We are currently using the Jepsen framework to test the functionality and stability of the HStreamDB cluster. Jepsen is a test framework written by Kyle Kingsbury in Clojure to verify the consistency of distributed systems, which has helped many well-known database products find problems, including Elasticsearch, Cassandra, etc. It is currently used in more distributed systems to test and verify their functions and fault tolerance.

As for us, we have successfully applied the framework to HStreamDB, conducted some basic tests, and found several minor problems. Later, we will implement a special checker in Jepsen to test relevant functions in combination with the data consistency model of HStreamDB and perform more abundant tests based on the error injection capabilities provided by Jepsen.

REST API based on gRPC-Gateway

The communication protocol and interface between HStreamDB Server and the client are gRPC. Although gRPC has excellent advantages in development and performance, it still needs to be supported by REST API in browsers and three-party ecological integration scenarios.
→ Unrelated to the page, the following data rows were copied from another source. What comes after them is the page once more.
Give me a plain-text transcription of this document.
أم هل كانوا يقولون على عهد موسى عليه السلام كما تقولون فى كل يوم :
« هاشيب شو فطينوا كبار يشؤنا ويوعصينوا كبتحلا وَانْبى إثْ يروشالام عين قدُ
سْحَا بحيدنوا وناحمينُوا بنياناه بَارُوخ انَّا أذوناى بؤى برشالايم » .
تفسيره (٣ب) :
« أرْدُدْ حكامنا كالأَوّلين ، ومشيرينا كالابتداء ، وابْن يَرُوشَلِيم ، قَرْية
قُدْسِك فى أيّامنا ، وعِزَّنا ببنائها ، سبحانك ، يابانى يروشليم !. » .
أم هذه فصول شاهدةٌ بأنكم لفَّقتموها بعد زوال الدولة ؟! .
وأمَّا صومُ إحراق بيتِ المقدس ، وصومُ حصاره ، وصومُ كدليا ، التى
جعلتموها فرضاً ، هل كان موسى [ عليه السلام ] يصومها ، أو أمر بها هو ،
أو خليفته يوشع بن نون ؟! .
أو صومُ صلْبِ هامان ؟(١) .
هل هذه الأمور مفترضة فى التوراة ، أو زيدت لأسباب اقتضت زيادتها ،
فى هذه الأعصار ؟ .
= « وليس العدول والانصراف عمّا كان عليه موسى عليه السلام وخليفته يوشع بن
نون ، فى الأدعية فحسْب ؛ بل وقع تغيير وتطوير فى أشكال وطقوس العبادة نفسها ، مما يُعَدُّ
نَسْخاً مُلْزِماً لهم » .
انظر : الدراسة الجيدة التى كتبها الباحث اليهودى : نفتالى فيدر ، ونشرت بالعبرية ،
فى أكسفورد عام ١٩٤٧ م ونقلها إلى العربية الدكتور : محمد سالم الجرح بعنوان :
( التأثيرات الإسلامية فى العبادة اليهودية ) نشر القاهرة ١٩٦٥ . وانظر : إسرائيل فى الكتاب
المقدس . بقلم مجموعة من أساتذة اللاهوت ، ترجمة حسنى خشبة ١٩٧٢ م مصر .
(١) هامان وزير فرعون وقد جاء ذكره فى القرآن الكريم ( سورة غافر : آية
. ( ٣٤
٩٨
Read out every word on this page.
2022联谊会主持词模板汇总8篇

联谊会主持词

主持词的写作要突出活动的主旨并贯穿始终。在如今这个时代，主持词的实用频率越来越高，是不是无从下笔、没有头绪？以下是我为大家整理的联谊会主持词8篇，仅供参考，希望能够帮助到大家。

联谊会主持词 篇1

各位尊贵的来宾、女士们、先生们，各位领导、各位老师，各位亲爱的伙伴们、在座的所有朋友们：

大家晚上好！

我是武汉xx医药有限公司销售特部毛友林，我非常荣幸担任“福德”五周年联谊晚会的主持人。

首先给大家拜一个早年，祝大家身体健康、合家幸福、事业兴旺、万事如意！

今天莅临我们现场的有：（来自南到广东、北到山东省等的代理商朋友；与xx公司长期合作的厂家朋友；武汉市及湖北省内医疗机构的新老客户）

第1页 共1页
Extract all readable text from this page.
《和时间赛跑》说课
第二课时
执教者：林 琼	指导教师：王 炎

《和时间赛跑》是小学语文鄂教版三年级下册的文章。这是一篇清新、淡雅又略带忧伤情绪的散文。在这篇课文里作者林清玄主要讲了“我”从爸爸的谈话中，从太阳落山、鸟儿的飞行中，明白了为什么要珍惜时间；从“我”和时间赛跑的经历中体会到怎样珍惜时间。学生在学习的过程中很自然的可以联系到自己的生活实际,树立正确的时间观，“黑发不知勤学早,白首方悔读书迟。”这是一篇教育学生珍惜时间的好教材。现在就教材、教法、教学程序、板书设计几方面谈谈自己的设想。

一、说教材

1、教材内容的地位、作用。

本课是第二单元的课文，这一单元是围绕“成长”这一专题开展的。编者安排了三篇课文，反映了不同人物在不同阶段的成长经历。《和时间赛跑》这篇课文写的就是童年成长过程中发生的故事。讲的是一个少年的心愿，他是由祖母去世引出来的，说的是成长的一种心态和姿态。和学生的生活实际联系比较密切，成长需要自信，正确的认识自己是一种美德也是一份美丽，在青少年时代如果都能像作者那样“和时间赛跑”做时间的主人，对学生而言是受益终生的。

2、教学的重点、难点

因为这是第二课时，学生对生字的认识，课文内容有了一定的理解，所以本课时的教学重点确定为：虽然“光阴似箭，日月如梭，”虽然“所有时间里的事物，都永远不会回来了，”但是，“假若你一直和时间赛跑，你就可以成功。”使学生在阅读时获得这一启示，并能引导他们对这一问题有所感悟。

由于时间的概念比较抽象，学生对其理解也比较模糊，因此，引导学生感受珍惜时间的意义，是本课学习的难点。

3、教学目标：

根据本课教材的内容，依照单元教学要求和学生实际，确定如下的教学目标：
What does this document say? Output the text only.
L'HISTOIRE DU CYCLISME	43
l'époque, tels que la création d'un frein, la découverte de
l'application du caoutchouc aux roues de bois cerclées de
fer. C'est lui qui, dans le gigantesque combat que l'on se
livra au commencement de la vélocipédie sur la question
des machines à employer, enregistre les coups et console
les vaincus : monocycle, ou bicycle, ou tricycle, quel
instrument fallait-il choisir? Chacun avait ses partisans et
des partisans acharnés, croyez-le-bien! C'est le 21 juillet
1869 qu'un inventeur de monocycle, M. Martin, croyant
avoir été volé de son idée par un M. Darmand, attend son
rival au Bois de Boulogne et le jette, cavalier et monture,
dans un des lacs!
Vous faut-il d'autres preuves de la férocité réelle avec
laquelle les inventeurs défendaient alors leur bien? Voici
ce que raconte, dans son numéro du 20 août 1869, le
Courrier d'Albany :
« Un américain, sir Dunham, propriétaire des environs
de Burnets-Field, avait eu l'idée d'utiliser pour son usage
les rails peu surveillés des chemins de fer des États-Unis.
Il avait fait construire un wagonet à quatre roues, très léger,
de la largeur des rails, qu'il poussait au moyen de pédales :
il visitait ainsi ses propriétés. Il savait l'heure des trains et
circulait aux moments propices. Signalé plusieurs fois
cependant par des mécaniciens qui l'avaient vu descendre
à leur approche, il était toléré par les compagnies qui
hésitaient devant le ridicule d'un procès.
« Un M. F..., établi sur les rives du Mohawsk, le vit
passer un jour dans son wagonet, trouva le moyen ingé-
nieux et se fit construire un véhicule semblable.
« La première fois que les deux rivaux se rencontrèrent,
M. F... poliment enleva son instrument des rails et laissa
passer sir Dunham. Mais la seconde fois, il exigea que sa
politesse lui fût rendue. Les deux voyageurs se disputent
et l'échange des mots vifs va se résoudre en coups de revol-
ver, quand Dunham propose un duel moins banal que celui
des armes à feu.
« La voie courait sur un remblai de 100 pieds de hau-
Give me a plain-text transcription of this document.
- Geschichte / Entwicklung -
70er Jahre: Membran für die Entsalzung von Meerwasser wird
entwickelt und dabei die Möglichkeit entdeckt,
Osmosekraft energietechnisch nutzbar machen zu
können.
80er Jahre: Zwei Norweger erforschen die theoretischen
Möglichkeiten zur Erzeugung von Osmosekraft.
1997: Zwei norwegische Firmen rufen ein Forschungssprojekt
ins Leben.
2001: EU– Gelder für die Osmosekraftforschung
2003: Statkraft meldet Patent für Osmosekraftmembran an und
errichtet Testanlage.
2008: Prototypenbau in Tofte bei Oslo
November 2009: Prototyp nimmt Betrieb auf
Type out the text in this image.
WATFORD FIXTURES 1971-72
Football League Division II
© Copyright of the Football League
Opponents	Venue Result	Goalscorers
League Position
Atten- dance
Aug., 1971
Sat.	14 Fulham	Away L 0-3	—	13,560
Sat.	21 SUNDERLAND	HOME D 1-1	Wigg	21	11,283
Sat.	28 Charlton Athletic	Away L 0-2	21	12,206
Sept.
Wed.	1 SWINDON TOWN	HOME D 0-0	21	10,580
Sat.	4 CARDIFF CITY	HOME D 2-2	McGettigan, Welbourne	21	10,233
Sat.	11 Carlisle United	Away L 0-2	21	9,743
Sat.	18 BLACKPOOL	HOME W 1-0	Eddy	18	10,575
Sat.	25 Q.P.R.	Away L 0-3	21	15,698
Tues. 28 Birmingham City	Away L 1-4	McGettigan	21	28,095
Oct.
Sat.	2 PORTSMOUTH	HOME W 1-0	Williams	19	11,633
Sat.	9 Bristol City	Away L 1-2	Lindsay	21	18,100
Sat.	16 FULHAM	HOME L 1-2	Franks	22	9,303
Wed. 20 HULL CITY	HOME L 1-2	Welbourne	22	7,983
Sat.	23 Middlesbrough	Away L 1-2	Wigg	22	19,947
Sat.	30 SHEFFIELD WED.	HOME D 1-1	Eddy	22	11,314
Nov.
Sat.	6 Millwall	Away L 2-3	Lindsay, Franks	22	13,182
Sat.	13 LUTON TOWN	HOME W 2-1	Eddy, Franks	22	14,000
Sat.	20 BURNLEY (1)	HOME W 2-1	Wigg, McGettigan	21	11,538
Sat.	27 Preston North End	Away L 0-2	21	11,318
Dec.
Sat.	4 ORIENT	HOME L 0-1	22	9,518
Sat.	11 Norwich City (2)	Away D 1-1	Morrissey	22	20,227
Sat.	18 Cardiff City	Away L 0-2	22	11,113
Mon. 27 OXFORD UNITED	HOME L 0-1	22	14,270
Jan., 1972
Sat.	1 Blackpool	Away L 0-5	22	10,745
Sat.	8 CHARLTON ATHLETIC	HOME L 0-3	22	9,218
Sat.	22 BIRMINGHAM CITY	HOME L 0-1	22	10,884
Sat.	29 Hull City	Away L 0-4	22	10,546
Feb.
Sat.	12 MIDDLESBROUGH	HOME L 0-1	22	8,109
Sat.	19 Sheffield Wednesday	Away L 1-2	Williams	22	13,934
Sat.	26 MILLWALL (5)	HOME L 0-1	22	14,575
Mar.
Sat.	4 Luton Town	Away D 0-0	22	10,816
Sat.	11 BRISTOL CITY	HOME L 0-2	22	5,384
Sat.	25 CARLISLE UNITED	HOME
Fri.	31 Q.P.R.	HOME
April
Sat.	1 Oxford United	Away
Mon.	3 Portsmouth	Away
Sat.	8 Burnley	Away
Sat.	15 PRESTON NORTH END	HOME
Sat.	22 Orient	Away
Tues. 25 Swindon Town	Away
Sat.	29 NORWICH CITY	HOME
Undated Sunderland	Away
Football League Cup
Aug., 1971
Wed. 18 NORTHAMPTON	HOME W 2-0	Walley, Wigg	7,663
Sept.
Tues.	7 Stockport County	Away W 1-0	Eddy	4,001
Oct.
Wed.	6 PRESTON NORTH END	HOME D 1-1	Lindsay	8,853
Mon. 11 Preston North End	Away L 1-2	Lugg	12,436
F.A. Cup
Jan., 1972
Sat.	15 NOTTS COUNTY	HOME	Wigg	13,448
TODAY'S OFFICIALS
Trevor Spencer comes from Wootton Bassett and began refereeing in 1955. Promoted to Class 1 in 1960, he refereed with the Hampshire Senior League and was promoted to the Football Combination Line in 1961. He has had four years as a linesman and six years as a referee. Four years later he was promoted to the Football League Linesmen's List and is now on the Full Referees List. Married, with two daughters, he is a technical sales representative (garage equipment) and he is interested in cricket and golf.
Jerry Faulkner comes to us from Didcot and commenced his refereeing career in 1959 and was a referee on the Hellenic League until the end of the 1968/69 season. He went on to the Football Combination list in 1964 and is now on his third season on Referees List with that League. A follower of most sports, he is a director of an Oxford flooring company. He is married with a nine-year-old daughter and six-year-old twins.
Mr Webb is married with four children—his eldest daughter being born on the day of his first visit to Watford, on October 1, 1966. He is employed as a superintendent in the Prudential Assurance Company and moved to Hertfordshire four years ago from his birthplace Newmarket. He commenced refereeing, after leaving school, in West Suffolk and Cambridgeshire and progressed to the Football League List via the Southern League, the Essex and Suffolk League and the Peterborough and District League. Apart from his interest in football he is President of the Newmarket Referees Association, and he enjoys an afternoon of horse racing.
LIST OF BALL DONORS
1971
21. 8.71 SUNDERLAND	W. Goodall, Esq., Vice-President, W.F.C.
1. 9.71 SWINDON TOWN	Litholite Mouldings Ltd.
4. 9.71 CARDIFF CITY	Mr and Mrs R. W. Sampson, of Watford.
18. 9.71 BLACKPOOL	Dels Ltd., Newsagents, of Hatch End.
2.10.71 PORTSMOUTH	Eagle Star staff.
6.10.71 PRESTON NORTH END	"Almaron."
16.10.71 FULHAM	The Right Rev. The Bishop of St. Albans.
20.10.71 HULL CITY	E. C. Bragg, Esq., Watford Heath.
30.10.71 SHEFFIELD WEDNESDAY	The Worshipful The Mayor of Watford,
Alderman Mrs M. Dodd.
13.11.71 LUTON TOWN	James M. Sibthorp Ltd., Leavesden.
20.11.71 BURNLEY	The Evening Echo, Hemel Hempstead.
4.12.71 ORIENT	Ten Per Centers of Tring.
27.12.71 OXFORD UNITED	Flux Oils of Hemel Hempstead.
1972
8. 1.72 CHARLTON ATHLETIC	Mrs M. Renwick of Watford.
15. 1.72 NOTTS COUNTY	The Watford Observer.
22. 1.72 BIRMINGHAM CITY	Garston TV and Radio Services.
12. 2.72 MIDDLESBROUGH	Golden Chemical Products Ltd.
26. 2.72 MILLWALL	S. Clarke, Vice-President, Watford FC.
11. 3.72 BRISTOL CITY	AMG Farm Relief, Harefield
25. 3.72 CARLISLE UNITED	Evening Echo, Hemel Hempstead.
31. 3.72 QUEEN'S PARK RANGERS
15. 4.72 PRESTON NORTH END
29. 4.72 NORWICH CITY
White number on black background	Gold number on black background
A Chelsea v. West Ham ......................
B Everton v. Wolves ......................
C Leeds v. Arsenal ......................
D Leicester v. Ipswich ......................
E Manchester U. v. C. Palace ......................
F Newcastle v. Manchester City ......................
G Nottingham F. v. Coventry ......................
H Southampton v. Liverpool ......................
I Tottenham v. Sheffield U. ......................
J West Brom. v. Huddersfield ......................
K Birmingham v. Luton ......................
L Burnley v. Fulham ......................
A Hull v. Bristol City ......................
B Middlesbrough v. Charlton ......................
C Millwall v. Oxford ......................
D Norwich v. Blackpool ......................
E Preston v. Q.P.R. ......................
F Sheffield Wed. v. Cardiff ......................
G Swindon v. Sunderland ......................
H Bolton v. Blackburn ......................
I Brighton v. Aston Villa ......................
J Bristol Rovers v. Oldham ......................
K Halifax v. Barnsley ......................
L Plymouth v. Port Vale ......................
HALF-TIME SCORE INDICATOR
For this reason, in v0.6, we implemented part of the REST API based on the servant framework of Haskell. The main problem is that we need to simultaneously maintain these two sets of interfaces, which is expensive. The behaviour of these two sets of interfaces can not always be guaranteed to be consistent. We decided to use gRPC-Gateway to replace the current independent REST API implementation through investigation and research to solve these problems.

gRPC-Gateway can automatically generate a layer of REST API based on the underlying gRPC implementation, so we only need to maintain a set of gRPC implementations and always ensure the consistency of behaviour at the cost of losing some performance. However, it is not a problem for most scenarios of REST API applications. At present, we have completed the migration from servant to gRPC-Gateway.